Calls for Mayor Paul Schell to resign or otherwise run away from office will have to wait for the next embarrassment, but it’s wise to remember now who would replace him. The new council president, Margaret Pageler, fancies herself a principled independent. She has a reputation as a tireless worker who has been able to study and effectively legislate on complicated issues like municipal utilities. Problem is, she almost always votes the wrong way. And her abrasive personal style is already getting her in trouble with council colleagues. Along with Schell’s weakness and council tensions, it promises to be a snippy new year at City Hall.
Pageler, among other curiosities, appointed herself to eight of the 11 council committees: chairing two, vice-chairing two more, a member of two others, and an alternate on two more. She’s since backed off and taken a regular committee load. Pageler’s original plan would have been spreading herself thin—but giving herself a lot of power.
She’s also rubbing some colleagues the wrong way. The announcement that Jim Compton would head the WTO investigative committee came publicly at a press conference and was not told first to other council members who wanted the post. Says one council aide, “I see Pageler and everyone butting heads. It’s kind of like den mother [former council president Sue Donaldson] vs. Nurse Ratchet [Pageler].” Donaldson was also a downtown limousine liberal, but more of a politician: before screwing you, she’d tell you—very nicely—why she was about to do it. Pageler just charges ahead.
The legislative priorities of the council shouldn’t come as much of a surprise: I-695 weighs heavily on their minds, and last year’s budget surplus is being quickly eaten away by mounting WTO bills. That investigation also promises to be politically wired, influenced by council relations with the public, Mayor Schell, and the police department. Then there’s a new police chief to be hired and confirmed, and a new police accountability mechanism to try out—with a new police guild contract. Charged times ahead.
Actions, not gestures
Last year I spent a few weeks slogging through the lengthy but worthwhile 1989 Taylor Branch biography of Martin Luther King Jr., Parting the Waters. I always have mixed feelings about the holiday for Martin Luther King Jr.’s birthday. As the public ambivalence toward recent WTO demonstrations showed, civil disobedience that challenges power, the type championed by King, is none too popular. We choose to forget that King was largely a public pariah among whites (that is, real citizens) in his time. Today, we wonder how folks like the Direct Action Network were so invisible in the weeks before WTO. King’s followers were at least as invisible.
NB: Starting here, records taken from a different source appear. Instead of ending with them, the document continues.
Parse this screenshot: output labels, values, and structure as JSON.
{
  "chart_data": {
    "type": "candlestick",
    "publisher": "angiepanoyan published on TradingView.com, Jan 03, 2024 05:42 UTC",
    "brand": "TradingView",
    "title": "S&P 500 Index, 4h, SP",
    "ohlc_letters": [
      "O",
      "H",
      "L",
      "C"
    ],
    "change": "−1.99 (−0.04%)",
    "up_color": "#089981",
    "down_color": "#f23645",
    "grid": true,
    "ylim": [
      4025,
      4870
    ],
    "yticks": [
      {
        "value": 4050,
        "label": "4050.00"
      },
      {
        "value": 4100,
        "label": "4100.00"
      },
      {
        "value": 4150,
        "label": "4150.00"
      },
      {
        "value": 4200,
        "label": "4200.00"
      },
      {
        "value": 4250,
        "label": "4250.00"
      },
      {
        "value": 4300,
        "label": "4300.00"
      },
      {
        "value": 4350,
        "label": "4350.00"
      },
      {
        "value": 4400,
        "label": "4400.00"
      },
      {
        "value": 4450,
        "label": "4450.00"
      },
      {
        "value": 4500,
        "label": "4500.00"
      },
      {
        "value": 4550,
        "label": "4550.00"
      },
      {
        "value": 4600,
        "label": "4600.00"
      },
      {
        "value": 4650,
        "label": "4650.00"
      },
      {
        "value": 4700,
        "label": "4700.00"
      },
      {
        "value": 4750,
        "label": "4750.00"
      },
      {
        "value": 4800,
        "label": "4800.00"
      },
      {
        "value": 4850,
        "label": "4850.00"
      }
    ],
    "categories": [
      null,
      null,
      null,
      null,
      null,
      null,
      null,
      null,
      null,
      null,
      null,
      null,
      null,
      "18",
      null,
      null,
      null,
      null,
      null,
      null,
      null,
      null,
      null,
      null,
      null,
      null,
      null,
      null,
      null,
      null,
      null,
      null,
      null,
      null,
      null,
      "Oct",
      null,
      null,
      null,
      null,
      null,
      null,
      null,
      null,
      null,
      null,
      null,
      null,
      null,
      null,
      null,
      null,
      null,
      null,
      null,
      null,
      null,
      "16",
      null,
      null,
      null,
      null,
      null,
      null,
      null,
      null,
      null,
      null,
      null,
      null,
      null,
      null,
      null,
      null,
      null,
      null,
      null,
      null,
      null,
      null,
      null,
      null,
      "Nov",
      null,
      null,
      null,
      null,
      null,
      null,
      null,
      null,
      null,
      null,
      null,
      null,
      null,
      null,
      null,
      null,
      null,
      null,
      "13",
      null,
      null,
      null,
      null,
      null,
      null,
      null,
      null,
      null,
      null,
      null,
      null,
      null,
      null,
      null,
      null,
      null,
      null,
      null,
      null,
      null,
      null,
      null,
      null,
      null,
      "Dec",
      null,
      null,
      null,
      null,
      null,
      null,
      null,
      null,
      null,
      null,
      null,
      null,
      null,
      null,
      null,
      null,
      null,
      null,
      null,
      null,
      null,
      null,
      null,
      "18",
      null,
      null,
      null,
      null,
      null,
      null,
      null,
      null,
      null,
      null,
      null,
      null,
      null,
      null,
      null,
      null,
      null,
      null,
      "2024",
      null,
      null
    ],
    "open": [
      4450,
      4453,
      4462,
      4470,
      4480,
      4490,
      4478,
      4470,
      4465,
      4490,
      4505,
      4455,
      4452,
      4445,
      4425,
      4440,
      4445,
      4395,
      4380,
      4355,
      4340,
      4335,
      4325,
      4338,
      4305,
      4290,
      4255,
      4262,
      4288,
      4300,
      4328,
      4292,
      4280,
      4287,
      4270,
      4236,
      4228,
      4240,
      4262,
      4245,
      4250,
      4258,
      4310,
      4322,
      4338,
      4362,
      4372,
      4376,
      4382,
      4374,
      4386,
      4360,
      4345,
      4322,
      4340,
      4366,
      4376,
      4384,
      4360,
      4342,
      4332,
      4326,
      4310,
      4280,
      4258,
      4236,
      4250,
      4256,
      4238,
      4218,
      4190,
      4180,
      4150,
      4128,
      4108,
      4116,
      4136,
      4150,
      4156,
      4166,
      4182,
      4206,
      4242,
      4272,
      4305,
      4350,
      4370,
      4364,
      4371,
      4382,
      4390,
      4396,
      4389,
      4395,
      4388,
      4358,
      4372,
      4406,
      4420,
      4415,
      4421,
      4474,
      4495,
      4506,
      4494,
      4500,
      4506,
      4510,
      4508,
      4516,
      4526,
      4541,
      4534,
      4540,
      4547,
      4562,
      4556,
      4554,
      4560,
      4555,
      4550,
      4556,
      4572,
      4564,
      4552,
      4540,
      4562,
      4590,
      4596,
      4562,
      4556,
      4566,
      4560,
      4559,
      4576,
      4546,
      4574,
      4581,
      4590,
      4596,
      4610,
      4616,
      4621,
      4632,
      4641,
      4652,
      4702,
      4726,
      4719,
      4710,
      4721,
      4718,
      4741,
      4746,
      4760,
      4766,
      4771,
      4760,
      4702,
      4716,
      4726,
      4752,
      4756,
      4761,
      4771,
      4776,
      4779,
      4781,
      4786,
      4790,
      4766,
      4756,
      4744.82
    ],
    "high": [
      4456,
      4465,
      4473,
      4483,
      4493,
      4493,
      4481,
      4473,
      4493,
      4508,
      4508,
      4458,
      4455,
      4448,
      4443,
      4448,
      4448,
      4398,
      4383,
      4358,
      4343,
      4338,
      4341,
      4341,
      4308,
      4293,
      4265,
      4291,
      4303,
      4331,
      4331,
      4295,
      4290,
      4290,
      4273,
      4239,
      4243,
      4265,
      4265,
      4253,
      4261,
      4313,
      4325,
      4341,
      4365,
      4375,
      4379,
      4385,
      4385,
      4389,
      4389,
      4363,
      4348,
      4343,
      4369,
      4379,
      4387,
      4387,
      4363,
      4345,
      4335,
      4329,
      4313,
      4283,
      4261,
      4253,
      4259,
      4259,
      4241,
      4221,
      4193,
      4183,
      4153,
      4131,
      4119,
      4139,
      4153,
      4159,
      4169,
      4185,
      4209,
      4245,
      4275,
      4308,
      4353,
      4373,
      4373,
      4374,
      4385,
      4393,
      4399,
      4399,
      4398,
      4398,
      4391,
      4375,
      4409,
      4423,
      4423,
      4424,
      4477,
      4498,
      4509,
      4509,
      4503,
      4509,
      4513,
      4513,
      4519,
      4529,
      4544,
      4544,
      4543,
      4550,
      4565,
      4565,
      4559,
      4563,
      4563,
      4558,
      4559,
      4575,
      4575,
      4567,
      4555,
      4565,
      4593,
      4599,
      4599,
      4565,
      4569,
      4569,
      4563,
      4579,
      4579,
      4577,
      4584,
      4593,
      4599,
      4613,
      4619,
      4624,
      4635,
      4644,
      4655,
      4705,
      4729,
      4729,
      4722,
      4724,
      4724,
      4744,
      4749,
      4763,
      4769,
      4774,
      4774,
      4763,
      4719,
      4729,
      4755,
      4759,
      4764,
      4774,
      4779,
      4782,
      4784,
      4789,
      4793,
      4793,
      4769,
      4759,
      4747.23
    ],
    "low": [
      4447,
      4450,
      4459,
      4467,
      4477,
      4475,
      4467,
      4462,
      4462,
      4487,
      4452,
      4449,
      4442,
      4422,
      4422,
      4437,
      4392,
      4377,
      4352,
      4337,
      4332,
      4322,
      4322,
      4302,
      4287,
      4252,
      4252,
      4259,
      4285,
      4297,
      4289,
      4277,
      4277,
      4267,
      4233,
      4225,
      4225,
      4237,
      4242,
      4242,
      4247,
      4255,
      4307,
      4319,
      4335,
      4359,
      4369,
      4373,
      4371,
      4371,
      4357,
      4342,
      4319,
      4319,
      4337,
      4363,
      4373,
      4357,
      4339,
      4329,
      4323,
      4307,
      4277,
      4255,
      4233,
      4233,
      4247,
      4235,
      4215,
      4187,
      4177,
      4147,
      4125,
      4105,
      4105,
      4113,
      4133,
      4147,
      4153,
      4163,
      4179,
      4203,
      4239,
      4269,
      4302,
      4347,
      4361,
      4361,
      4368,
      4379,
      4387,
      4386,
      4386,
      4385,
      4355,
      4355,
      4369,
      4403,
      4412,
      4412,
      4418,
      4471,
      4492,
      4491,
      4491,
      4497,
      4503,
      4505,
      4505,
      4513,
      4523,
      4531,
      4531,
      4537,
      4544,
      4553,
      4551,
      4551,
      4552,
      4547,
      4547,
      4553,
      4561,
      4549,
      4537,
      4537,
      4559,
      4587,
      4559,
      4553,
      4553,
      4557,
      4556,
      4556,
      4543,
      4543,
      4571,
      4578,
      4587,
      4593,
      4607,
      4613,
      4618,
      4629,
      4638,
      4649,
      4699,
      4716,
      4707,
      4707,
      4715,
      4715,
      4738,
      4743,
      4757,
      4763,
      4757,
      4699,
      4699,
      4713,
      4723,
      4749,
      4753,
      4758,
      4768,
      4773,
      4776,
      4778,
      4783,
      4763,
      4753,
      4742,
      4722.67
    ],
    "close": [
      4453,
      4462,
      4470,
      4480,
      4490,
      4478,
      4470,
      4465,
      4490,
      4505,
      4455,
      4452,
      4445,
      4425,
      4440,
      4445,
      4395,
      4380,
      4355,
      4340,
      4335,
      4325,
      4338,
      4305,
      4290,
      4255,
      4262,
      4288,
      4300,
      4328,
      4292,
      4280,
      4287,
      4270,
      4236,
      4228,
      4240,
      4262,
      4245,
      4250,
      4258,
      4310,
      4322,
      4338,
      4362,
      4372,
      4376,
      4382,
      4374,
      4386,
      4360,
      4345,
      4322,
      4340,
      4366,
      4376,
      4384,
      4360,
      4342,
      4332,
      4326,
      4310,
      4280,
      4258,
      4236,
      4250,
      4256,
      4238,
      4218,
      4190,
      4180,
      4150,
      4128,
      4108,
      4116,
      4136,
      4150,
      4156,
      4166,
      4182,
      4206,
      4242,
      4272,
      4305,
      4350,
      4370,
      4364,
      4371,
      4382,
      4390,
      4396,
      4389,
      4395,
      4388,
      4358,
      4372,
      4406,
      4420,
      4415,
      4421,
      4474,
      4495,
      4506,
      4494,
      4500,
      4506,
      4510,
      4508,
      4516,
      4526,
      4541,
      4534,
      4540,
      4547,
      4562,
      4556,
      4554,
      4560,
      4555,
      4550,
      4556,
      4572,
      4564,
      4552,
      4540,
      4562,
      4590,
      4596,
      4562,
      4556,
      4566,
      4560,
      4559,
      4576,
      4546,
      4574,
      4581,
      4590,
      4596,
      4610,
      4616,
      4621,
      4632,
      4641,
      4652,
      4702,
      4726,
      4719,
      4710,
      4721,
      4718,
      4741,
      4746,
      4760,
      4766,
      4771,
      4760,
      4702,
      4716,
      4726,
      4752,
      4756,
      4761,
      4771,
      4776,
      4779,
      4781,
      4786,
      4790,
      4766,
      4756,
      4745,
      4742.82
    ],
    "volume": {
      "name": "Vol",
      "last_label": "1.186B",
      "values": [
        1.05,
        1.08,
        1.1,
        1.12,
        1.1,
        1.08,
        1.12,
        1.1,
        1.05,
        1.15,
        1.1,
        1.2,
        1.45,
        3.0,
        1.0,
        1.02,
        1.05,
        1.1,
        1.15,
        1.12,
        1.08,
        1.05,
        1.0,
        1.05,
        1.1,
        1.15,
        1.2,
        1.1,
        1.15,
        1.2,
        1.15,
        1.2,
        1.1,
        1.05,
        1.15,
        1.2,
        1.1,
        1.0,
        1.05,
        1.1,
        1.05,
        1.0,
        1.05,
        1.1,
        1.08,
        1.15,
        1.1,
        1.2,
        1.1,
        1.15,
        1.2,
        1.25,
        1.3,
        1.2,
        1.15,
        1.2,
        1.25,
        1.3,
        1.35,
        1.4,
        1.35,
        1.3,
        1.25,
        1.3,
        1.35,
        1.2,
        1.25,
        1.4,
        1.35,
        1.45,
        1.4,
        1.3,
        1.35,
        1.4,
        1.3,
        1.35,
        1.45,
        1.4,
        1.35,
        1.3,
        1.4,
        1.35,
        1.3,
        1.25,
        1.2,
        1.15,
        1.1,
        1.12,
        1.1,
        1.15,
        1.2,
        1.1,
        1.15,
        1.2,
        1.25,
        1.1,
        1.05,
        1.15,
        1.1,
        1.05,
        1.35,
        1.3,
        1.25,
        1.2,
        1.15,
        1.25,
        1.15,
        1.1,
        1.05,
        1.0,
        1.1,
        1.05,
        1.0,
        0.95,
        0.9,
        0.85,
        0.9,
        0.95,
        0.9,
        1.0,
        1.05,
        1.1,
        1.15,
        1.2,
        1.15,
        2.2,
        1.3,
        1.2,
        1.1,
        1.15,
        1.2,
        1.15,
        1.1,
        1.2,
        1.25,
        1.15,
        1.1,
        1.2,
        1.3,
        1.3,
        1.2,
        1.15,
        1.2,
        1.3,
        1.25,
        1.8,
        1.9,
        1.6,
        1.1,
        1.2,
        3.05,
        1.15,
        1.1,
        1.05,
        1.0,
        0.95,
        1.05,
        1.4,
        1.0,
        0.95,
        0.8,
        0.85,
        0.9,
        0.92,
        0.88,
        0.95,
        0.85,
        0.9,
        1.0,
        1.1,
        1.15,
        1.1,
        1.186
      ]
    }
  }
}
In his last years, King moved to a much broader vision of the changes that were needed to bring about a just society. He was shot in Memphis while supporting striking sanitation workers. His last great initiative, the “Poor Peoples’ Campaign,” focused on economic justice, not race. His movement made important linkages with unions and the poor. And he—like Malcolm X before him—had begun to speak out against both Vietnam and policies of US economic and military conquest around the globe. We choose to adore King in part because many of King’s fellow activists weren’t nearly so polite or chummy with presidents and Nobel committees. It wasn’t merely a McDonald’s or Old Navy window breaking in black America in the ’60s: Cities were burning—Watts, Newark, Detroit.
The racism King and many others fought was not just in the South, not just against the Bull Connors and Lester Maddoxes, but occurred and continues to occur in every city and county in the US. For 300 years, scapegoating Southern bigotry has let the rest of US society off the hook for our systemic and ongoing white supremacism. Few white Seattleites are familiar with our history: the housing and school segregation, laws barring Asians from owning land, the marches downtown from Garfield High School, police harassment of both radical and mainstream black activists, the assassination of Edwin Pratt. We don’t know the stories of the people, many still with us, who led those struggles in Seattle. The overt racism of Montgomery 1955 is mostly gone, but still part of Seattle 2000; it shows up in Seattle’s geography, in its jails, and even in its very earnest and extremely white leftie activist groups.
Which brings me to the campaign by King County Council member Larry Gossett and others to put King’s image in the county symbol. Martin Luther King Jr. County is, depending on your view, either a noble gesture, taking advantage of a coincidence in name with a long-forgotten vice president, or it’s an open joke, a pitiful gesture by white liberals to avoid taking responsibility for the serious racial breaches in economic and social mobility in Seattle. Funny, but even with Norm Rice, Ron Sims, and Gary Locke in our midst, we’ve still got those breaches. And how is it that we’ve got this campaign in a year in which the county is cutting back social services?
Adopting a King logo for the official design of Martin Luther King Jr. County would be a unique and appropriate honor; but his legacy deserves far more. It deserves that we honor what he actually did, in inspiring and bringing out the best in people, and that we make his vision a priority as we work to elevate everyone in this age of uneven prosperity. Action, not gestures, is the best way to celebrate Martin Luther King Jr.